A Taverna era um lugar agitado. Naquela noite, havia garotas esbeltas exibindo suas belas pernas no palco, acompanhando a música agitada da banda que tocava ao fundo. Homens embebedavam-se e riam monstruosamente, alguns jogavam e apostavam, e quase sempre, nessa roda de jogos, alguns saiam lutando até ambos caírem bêbados no chão. Nick aplaudia ao ritmo da música, admirando de perto as dançarinas no palco e Kyshme conversava com antigos amigos, próximo ao bar. Selenium estava sentado, com a cadeira equilibrada em dois pés e por sua vez, apoiou os seus sobre a mesa de mogno, onde estava um corno de cerveja vazio. Naquele canto isolado da taverna, a sombra cobria metade dessa mesinha e também, todo o rapaz, deixando a vista da luz apenas suas botas negras e sujas. Esse homem era de longe, o que mais chamava atenção. Sua aparência física era considerada por muitos, sobre-humana. Olhos dourados e cabelos leve e naturalmente azulados não são comumente vistos por aqui. Seus lábios têm um tom entre azul e lilás. E os mitos sobre esse cavalheiro da Dinastia do Sol são incontáveis. Era freqüente esse tipo de conversa em tavernas. Em geral, ouvia-se sobre um suposto pacto com demônios, ou de sua origem divina. Contudo, esse aspecto físico é típico dos nascidos na mítica Terra Das Ilusões. Na época dos seis anciões, esse era um lugar próspero e desenvolvido, mas com a chegada dos monstros e demônios, e com eles a guerra que originou Dong Xuen e as seis academias, o lugar se transformou em ruínas e desertos que abrigam antigos demônios. Por isso era difícil conhecer algum descendente direto de antigos habitantes dessa cidade arrasada. Eles chamavam esse povo de Lazuli.
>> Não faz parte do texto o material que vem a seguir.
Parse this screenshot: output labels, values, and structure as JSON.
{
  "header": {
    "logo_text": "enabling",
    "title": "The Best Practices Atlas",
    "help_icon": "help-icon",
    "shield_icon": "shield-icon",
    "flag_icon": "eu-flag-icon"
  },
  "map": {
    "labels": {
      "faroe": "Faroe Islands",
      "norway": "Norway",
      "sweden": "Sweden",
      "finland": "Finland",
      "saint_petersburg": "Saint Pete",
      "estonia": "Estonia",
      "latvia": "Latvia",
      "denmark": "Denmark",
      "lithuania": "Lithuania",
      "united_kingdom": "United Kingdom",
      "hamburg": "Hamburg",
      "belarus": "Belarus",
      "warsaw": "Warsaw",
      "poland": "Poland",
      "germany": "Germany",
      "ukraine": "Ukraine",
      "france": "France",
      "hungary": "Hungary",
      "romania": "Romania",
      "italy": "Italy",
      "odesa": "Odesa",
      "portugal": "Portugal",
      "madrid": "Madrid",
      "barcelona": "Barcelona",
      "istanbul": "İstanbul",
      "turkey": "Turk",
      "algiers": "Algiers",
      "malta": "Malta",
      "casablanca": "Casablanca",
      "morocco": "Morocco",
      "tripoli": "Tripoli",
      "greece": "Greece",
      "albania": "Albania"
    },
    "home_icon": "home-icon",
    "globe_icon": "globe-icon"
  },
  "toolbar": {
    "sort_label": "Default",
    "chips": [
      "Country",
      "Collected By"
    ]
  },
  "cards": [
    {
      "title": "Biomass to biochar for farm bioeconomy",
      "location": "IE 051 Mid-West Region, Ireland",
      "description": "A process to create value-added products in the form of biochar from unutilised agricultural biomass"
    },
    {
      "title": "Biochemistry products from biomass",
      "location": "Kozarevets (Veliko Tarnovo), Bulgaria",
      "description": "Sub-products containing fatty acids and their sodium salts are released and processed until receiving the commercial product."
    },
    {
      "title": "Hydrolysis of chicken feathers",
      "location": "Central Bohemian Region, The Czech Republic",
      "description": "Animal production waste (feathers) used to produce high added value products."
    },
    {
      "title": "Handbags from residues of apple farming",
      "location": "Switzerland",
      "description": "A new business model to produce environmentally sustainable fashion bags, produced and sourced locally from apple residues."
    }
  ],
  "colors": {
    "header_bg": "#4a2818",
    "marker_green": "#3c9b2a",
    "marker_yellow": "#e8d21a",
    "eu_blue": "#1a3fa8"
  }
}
Selenium encarava uma moça, bem acompanhada de alguns rapazes e lindas amigas. O cavalheiro sabia ler a alma dos homens. Apenas um cruzar de olhares bastava para que identificasse seu caráter, seu passado e ainda, suas intenções. Mas a forma como encarava a garota era diferente. Já havia descoberto que ela não estava ali para dançar, jogar ou beber. Mas seus cabelos negros e ondulados chamavam tanta atenção... Seus olhos escuros como a noite pouco antes da alvorada, olhos meigos... Isso o incomodou. Tratou de desviar o olhar para as dançarinas.
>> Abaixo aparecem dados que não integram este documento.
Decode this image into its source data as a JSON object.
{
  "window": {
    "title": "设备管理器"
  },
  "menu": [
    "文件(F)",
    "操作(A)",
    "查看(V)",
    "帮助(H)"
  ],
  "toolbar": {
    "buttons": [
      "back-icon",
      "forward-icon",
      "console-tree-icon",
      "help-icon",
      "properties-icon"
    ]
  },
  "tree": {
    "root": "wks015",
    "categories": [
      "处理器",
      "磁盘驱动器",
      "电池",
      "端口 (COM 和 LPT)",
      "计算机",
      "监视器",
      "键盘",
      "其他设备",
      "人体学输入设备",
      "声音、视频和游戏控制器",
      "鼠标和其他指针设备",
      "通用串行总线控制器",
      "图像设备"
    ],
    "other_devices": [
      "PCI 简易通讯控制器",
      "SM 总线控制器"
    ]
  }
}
A guarda imperial vive enviando pequenas patrulhas periodicamente na Taverna. Nunca acontecia algo demais, apenas alguns beberrões advertidos aqui e ali.
Na mesa de jogos, alguém estava se dando bem. Olhares desconfiados começaram a ser avistados e gritos de comemoração mais intensos. Era um pequenino bem vestido. Devia ser algum aluno ou coisa do tipo. A Antiga Taverna não é lugar para pequenos. O garoto metia-se entre inúmeros brutamontes e os desafiava no tal jogo. Foi um susto geral quando a guarda imperial rompeu arrombando a porta da Taverna com espadas em punho. Um homem que se diferenciava dos outros através do uniforme olhou de soslaio para a mesa de jogos. Devia ser algum comandante.
- Peguem-no! ? gritou apontando para o garoto das apostas. Selenium não se mostrou surpreso. Levantou o dedo chamando uma serviçal, que lhe deu mais um copo cheio.
Três guardas avançaram lentamente na direção do pequeno. Este pegou seu dinheiro e tentou correr para os fundos. Mas outro guarda já havia se interposto na porta. Então o rapaz deu meia volta exibindo hábeis movimentos, e catou uma cadeira do chão, arremessando-a contra a vidraça e saindo pela janela. Os outros, pouco fizeram além de observar, e alguns caiam em gargalhadas. A cadeira de Selenium agora estava vazia, mergulhada nas sombras da Taverna.
Os guardas montaram e armaram suas bestas. Naquela rua, o jovem escalou um casebre ali perto, e já no teto, escalou ainda mais uma casa ao lado. Acompanhando o garoto correndo no topo das casas geminadas, um dos guardas preparou sua besta e a apontou para o rapaz. Fez o disparo e acertou seu pé, fazendo-o tropeçar e cair, rolando até a borda daquele telhado. Antes da queda, que lhe custaria muitos ossos e com certeza as duas pernas, agarrou-se na laje. Outro guarda mirou sua besta. Talvez fosse apenas derrubá-lo, talvez tornasse o tiro letal. Mas nada aconteceu quando disparou. A flecha que ia cortando o vento na direção do pequeno simplesmente sumiu.
- Algum problema, senhor? ? disse Selenium, saindo das sombras de uma viela.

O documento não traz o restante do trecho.